Closeness

I hesitate to use the word intimacy, because most of us instantly think of bed sheets.    But that actually is what closeness is, intimacy.   I seem to be running up against the fear of going deep, which of course means closeness.   Revealing ourselves, where we really live.  And if we reveal ourselves, we will be shunned or loved.    It’s risky business, but my appetite for it  has become demanding and impatient.

As I become more accustomed to mindful time, I find that I  am more comfortable and familiar with what I find, inside and outside.   I find it easier to be truly present and open to people.   When people approach the Master Gardener Q & A table, I find it easy and enjoyable to really be with them, listen, be present.    Their response is typically positive.

But with people I am closer to, the response is mixed.   There is the bed sheet factor, I think, that pops up.  I think it is an issue for men and women, whether they are coupled with someone or not.    And there is the simple matter of fear of closeness.

I am impatient.    I like where I am learning to live.   I love my life of being  alone, and I welcome closeness.

Of Gods and Goddesses

We’ve known for some time that there is a hidden, unseen world.   Not a matter of belief; it is part of the human experience.   To make sense of our experience, we’ve populated that part of our world with Gods and Goddesses, personifications of the forces and powers we been aware of.   Sometimes this awareness has been on the edge of experience, almost in a dream-like state.
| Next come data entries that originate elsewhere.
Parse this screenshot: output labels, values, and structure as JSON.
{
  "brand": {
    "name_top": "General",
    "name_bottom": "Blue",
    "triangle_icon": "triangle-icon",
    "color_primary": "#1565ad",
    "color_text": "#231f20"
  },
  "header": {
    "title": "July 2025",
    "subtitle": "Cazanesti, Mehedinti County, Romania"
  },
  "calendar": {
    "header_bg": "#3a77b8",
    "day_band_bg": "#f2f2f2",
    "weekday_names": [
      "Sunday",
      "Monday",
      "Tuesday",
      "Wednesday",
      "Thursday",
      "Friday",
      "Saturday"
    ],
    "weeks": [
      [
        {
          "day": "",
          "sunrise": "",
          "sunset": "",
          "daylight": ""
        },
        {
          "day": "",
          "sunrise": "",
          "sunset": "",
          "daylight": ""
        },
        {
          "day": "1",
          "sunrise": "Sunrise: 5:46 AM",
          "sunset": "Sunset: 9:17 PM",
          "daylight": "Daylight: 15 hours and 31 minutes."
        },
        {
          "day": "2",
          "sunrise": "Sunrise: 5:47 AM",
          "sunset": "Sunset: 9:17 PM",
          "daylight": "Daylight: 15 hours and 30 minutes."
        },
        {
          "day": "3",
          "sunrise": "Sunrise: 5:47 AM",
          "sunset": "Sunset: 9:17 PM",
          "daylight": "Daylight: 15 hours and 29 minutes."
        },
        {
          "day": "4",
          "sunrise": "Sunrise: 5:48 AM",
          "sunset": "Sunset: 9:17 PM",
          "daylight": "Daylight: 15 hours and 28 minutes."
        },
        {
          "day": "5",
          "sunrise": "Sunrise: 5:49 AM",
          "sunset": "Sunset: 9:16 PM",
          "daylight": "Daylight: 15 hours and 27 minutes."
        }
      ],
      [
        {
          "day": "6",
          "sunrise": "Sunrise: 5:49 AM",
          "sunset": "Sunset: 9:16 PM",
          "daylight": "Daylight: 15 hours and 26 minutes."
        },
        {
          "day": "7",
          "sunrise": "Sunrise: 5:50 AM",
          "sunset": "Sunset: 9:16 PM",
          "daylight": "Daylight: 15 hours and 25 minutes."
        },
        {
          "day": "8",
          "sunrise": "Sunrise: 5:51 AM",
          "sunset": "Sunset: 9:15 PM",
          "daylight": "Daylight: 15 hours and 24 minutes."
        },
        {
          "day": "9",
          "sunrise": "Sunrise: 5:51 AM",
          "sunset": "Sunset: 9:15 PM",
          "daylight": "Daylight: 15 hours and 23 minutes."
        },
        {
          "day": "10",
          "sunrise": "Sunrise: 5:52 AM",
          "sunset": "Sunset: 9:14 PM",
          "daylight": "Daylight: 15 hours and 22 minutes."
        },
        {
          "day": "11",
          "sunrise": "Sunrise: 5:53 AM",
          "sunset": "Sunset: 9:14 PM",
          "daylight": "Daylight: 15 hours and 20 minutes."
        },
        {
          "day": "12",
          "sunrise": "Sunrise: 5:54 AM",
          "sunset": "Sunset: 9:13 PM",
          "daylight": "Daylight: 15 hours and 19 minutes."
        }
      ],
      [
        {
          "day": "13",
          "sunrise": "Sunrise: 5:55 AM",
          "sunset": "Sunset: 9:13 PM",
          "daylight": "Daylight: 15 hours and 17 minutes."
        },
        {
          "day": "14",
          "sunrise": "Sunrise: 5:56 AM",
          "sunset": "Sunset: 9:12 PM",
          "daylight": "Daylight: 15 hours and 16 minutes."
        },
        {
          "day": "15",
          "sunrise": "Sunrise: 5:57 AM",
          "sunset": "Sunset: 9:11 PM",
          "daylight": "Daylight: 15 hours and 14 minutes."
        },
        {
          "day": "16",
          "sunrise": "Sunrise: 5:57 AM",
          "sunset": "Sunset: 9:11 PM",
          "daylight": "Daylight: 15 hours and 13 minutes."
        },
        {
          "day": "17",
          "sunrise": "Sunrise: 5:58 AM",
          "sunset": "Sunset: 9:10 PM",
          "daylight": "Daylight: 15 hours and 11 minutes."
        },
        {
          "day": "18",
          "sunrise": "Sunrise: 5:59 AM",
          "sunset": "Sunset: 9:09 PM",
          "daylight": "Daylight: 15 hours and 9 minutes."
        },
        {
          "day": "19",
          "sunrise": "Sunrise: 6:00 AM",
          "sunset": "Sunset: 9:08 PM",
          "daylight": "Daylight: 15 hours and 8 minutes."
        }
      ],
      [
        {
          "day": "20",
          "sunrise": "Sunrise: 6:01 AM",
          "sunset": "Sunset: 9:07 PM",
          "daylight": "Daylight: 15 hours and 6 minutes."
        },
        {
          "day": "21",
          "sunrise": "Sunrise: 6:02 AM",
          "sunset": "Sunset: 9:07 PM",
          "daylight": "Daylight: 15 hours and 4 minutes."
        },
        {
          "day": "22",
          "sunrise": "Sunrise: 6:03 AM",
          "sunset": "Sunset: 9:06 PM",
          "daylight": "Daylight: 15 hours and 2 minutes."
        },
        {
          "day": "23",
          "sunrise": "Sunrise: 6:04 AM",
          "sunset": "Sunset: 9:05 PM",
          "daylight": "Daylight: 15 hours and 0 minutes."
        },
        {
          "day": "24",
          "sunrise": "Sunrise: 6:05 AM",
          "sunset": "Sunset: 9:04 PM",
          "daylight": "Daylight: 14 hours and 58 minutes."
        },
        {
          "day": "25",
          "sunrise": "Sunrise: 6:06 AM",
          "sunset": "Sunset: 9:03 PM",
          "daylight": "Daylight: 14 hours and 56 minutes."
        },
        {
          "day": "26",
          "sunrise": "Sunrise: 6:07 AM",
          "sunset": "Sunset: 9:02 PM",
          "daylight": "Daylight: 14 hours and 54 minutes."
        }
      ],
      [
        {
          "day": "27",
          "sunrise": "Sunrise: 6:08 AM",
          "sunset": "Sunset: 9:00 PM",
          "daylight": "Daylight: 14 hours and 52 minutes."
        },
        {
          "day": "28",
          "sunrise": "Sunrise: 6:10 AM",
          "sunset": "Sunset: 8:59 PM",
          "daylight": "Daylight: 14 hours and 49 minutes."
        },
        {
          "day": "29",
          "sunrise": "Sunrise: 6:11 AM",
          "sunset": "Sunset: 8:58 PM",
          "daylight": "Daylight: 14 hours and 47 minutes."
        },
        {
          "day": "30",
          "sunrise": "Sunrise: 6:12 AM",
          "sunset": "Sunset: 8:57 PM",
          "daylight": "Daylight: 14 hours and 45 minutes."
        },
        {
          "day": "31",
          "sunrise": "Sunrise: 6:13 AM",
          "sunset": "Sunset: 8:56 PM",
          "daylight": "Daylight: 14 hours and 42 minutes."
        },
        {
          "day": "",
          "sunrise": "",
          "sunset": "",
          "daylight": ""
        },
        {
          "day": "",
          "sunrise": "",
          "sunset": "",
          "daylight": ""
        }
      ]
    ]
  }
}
Even the Jews, Christians and Muslims gave appearance or  personality to some kind of hidden individual.   Every  christian culture has known what Jesus looks like, a deity with form and substance.    Our imagination has been able to go only so far, but it has been a fertile ground for creating our Gods and Goddesses in our own image.

While we’ve given them faces that resemble our own, the reality has been just beyond our grasp.    We mostly know and experience nothing else other than the world we see and touch.   The exception is when we clear our minds of all images and thoughts and open ourself to become aware of that invisible aspect of our world.   It is a face-less world, but we can become aware of it.   Our whole body becomes aware and glows in its presence.

When and where

Time and distance sometime reveal themselves to me when I sit in my room or at the end of my dock.   Together, they invitingly uncloak the mystery of the deceptive illusion in which I live.   I am not a solitary drop in the ocean; I am the ocean.   I do not stare into the night sky;  I am the night sky.

What an artifact of time and distance we have conspired to create.   It is what we do to live together, but really we are one, joined forever in the time-less now.    Occasionally, I get a small glimpse.

Wind In the Pines

It has been over 30 years since I fell in love with my cabin’s site and got so emotionally involved.    Over the years, I have replaced most of the cabin’s surface, the outside, the windows, the floor, the inside.     I’ve built an annex with a composting toilet and a wood shed.   But my heart clings to the trees, the land, the water, the view from the dock.    I was nearly devastated when the storm blew down so many towering oaks.  Now I smile to watch the young pines stretch to take their place.

When I am not there, I know that somewhere the wind blows thru a tall White Pine.   I know that daily, a crowd of other pines are reaching enthusiastically to fill openings in the canopy.    I know that every morning, the sun creeps over a horizon across a lake and sends an avenue of fire toward a  dock.   I know when I swim in a pool at the “Y” that there is a cool lake that holds me in its grasp and brings my skin alive.

Interesting Future

I’ve been wondering what is happening in our little earth world.    What gigantic mechanisms have we set in motion that we only faintly understand.   I’m curious where this all is going.   I’m fascinated by what I have been told about climate change.   I’m alert to the unique surprises that pop up around many corners.

I am concerned that the changes have begun to usher in much suffering.   People, animals, plants all console one another in their shared fate.  I expect I will suffer too, but I will welcome the awe.   I am curious about the beauty in the changes we have initiated, the awesome power we have chosen to unleash.   We have been unknowingly guiding major forces in our little world and they are already in motion.    So it must be time for me to get aboard and boldly ride into the future, eyes open, without caution or regret.  I choose fascination over fear.

Introduction

I am beginning this site because I found myself writing things down on a regular basis.   I also noticed that I have been repeating some of those same things to friends after I wrote them down.    So I decided to make those written items more accessible, for anyone who finds this site, for myself, and for any future exploration into their Father’s mind that my sons might undertake.

I intend that some thoughts be personal, what I know of the path that I am on, how it is affecting me, where I intend to go.   Some thoughts will be more general, but still full of my perspective.

So, Welcome.   For now, I am stumbling because I am still trying to understand and apply the software.   I hope to keep it simple and easy for me to learn.